Many of the habits we develop in relationships or at work, as well as many addictions, arise from the actualization of our old emotional traumas. Sometimes this is due to unfinished events from the past.
3. Unfinished events
Experiencing traumatic events from the past allows a person to realize that the emotions provoked by them are repeated in the present. Thus, a person should take steps to get rid of this scenario.
In psychotherapy there is a theory of “Gestalt completion”. It is that patterns of behavior will be repeated until we are cured of the initial trauma and learn to react differently to similar situations (in other words-until we complete the Gestalt).
For example, if a person’s relationship with his parents was difficult in childhood, he was subjected to ridicule and did not receive praise and appreciation, even though good grades in school and other achievements, this person will not feel good enough in adult life. He will repeat the scenario from my childhood in the relationship between work and family. Working with a psychologist can help him gain confidence and get rid of fear. After that, he will stop responding to criticism, will be less dependent on the opinions of others and will be able to build relationships with other people in a different way.
4. How to get rid of unhealthy behaviors
Start by learning to be here and now. Notice the feelings you have and pay attention to the defense mechanisms that you use to prevent unpleasant emotions. Be patient: changing emotional responses takes time.
All of our imperfect traits, emotional traumas, and defense mechanisms are part of us. And our task is to be fully present in life, to build healthy personal boundaries, to take care of ourselves. This is the only way we can show compassion and other positive emotions towards other people.
For example, when a person constantly seeks to please others and makes efforts to please people in every way, it starts a vicious circle of emotions. If someone looks unhappy around this person, it can cause him anxiety. If the other person refuses the offered help, it can cause offense. The reasons for this behavior are likely to be related to events from childhood.
If this person works out his emotional mechanisms and finds a healthier way to interact with others, it does not mean that he will stop helping people. This means that he will deal with his own anxiety in a different way.
Very often we don’t hear what unmet needs our emotions tell us. And this is indispensable counseling psychologist. The psychologist will provide a safe space in which our inner voice can speak. Under the guidance of a psychologist, we can learn to distinguish between our defenses and our true needs. Diaries, meditations, dream-writing, and other similar practices may also help us to do this.

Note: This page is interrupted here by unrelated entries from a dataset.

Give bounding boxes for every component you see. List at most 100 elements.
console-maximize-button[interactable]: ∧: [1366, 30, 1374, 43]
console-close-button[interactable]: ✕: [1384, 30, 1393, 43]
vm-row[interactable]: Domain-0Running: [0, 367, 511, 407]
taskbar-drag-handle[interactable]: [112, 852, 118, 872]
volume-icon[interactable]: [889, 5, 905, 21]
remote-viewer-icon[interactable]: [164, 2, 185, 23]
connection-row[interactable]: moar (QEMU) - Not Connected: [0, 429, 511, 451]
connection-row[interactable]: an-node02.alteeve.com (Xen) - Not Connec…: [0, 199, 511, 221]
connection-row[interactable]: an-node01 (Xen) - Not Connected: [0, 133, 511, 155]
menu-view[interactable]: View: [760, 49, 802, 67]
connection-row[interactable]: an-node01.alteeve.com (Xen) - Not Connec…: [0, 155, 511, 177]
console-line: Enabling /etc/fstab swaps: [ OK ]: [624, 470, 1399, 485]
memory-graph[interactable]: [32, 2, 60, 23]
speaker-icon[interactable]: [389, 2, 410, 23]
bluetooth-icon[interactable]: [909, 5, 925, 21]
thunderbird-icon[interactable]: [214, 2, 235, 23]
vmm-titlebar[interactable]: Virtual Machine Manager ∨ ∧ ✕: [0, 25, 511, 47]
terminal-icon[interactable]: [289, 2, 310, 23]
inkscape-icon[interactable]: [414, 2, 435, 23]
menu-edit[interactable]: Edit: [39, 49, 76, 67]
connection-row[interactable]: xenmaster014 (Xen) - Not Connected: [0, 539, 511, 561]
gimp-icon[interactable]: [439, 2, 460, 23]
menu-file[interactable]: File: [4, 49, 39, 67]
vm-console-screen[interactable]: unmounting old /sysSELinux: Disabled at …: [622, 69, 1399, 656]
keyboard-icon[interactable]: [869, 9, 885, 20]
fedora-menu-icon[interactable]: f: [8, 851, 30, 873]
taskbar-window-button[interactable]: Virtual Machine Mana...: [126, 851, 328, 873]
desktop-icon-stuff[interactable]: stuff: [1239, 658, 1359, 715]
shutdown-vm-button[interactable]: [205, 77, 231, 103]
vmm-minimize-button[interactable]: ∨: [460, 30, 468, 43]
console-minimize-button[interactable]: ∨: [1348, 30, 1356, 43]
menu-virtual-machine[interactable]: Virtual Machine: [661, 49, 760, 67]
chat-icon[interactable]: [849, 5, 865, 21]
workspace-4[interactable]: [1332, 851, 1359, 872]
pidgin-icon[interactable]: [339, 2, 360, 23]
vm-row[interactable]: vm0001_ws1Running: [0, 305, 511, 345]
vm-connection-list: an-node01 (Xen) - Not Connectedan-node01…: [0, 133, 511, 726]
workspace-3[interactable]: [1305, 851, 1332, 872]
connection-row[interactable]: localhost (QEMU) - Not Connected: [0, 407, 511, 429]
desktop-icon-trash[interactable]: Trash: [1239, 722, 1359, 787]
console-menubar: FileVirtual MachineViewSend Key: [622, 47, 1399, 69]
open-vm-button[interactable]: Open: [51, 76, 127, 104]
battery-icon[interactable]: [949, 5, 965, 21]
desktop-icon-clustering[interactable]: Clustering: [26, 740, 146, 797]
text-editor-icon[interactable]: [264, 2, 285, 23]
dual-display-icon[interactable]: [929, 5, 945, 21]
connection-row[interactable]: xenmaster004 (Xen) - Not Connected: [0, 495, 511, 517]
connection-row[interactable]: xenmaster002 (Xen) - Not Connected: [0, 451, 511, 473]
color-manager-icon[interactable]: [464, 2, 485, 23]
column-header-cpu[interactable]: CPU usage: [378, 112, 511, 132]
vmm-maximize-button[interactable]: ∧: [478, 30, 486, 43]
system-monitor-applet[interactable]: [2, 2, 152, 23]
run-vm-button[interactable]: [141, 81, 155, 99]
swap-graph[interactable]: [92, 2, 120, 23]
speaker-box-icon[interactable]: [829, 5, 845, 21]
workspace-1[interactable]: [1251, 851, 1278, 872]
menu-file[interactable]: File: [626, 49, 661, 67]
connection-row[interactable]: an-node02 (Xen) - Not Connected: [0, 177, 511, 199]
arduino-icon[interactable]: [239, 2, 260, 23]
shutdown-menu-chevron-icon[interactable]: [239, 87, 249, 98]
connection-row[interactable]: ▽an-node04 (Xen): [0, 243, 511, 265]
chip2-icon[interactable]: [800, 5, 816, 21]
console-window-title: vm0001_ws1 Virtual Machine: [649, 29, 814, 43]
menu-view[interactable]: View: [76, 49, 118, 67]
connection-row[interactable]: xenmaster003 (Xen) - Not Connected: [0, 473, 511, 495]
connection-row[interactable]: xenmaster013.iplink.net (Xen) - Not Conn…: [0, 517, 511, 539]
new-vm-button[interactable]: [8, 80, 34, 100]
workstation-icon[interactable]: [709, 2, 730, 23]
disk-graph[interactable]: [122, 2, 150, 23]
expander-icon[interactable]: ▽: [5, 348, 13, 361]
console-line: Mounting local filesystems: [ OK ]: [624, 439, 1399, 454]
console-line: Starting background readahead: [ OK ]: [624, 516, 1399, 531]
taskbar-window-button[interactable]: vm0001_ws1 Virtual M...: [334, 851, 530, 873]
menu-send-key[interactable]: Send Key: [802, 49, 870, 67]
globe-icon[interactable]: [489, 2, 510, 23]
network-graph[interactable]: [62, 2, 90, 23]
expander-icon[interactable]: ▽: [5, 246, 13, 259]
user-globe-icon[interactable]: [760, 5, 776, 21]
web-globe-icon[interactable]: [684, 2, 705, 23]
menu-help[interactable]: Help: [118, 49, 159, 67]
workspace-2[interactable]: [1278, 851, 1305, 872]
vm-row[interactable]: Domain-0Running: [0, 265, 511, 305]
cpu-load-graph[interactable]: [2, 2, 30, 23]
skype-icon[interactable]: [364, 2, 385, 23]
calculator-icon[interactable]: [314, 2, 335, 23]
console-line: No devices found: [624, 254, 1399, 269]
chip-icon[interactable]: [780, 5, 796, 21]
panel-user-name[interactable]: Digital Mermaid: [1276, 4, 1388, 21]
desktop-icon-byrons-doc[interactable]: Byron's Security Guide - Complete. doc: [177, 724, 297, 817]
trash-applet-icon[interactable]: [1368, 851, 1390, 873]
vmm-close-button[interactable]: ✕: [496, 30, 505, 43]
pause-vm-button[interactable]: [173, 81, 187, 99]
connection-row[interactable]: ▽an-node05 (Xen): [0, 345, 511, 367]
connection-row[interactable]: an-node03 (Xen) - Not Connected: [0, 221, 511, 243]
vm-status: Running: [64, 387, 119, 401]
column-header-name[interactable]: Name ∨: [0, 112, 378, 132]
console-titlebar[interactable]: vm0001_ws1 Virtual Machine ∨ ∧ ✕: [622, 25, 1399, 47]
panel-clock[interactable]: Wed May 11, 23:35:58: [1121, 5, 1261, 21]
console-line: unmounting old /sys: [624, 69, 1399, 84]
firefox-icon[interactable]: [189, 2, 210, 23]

5. Emotional development leads to forgiveness
When we become aware of our emotions and inner voice, our resentments and ineffective behaviors disappear. When we have completed situations from the past, they are no longer repeated in the present. Instead of feeling compassion for ourselves, we begin to feel compassion for others because we understand that everyone learns to understand themselves differently. People don’t want to hurt us, they just show their defense mechanisms. We cease to perceive the behavior of others on their own account and less likely to enter into conflicts. Moreover, we may even feel grateful for situations that have exposed our old emotional traumas, because through this we have been able to get rid of them. We feel gratitude instead of resentment and irritation. In the end, we become more free because we no longer silence our inner voice, nor do we blame others.